Les copies des courriers adressés aux cautions n’étant complétées par aucun élément de preuve de leur envoi, il y a lieu de prononcer la déchéance du droit aux intérêts de la banque à compter du 31 mars 2016.
En l’absence de décompte établi par la banque faisant apparaître les règlement effectués par la société emprunteur et par la société d’assurance qui a réglé les échéances postérieures au mois de novembre 2019, il n’est pas permis à la cour de retrancher les intérêts échus depuis le 31 mars 2016, après affectation prioritairement au règlement du principal de la dette des paiements effectués par la débitrice principale et l’assureur, et il est dès lors nécessaire de révoquer la clôture de la procédure et de renvoyer l’affaire à la mise en état pour que la banque produise un décompte de créance tenant compte de la déchéance du droit aux intérêts et imputant les paiements de la société emprunteur et de la CNP Assurance prioritairement sur le principal de la dette.

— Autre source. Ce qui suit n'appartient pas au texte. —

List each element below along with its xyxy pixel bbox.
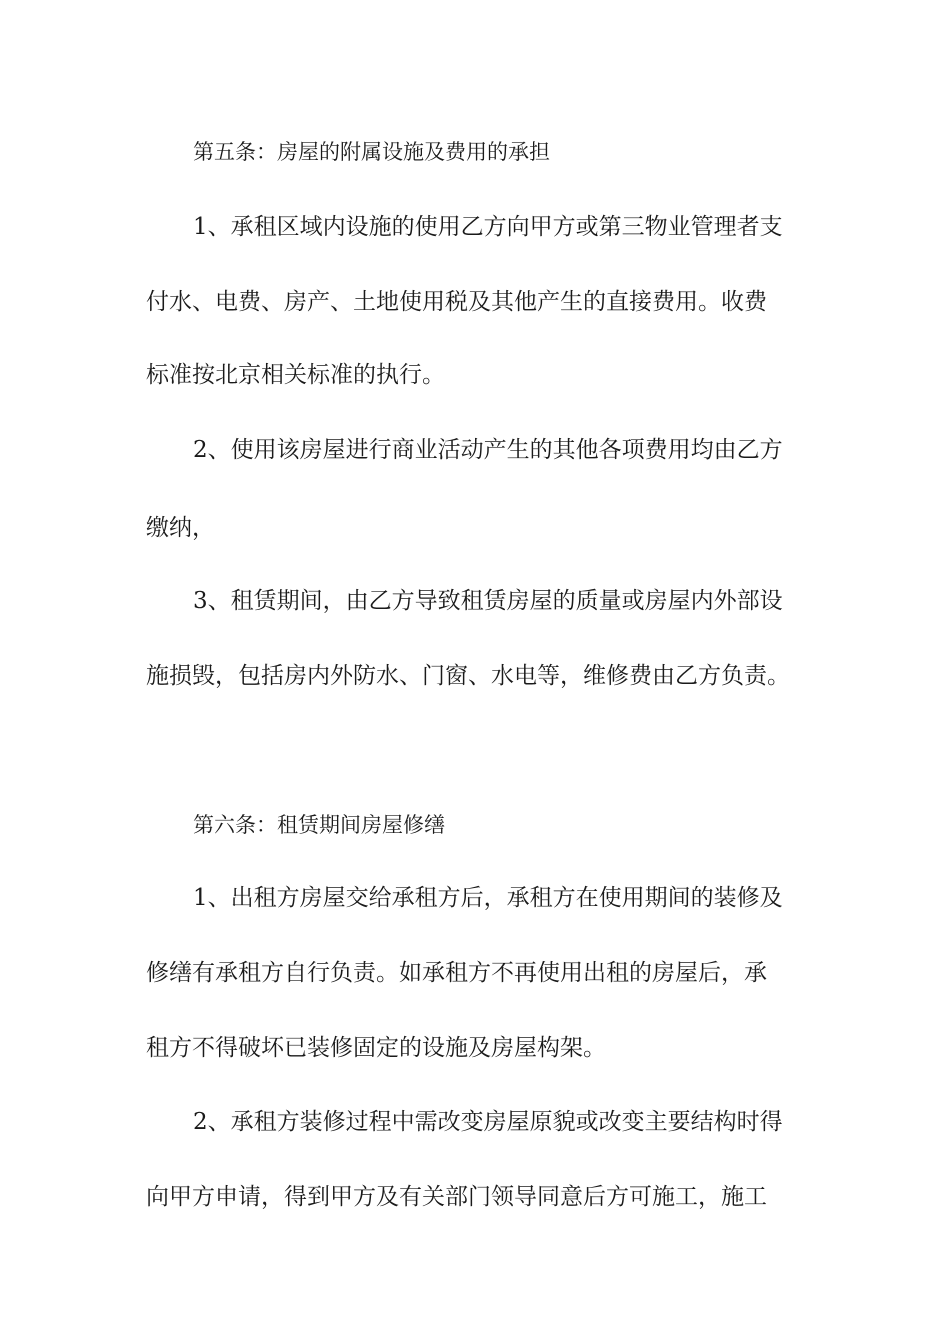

Dans l’attente de la production de ce décompte, les demandes de dommages-intérêts de la société appelante et des époux [X] et la demande de délai de paiement seront en conséquence réservées, tout comme les dépens et l’application des dispositions de l’article 700 du code de procédure civile.
PAR CES MOTIFS
La cour, statuant publiquement, contradictoirement et dans les limites de l’appel,
Déclare irrecevables les demandes formées par la [Adresse 10] contre la SARL Smash,
Constate que la créance de la [Adresse 10] au titre du prêt professionnel souscrit le 11 septembre 2015 par la SARL Smash est exigible,
Dit que la [Adresse 10] est en droit de se prévaloir des engagements de caution souscrits le 11 septembre 2015 par M. [U] [X] et Mme [L] [X], qui ne sont pas manifestement disproportionnés à leurs revenus et biens,
Prononce la déchéance du droit aux intérêts de la banque à compter du 31 mars 2016,
Avant dire droit sur la condamnation à paiement de M. et Mme [X],
Ordonne la révocation de l’ordonnance de clôture et renvoie l’affaire à la mise en état en invitant la Caisse régionale de Crédit Agricole Mutuel Centre-Est à produire un décompte de créance tenant compte de la déchéance du droit aux intérêts et imputant les paiements de la société emprunteur et de la société CNP, prioritairement sur le principal de la dette,
Invite les parties à déposer de nouvelles écritures sur ce nouveau décompte de créance pour l’audience de mise en état du 28 avril 2026,
Sursoit à statuer sur le surplus des demandes,
Réserve les dépens et l’application des dispositions de l’article 700 du code de procédure civile.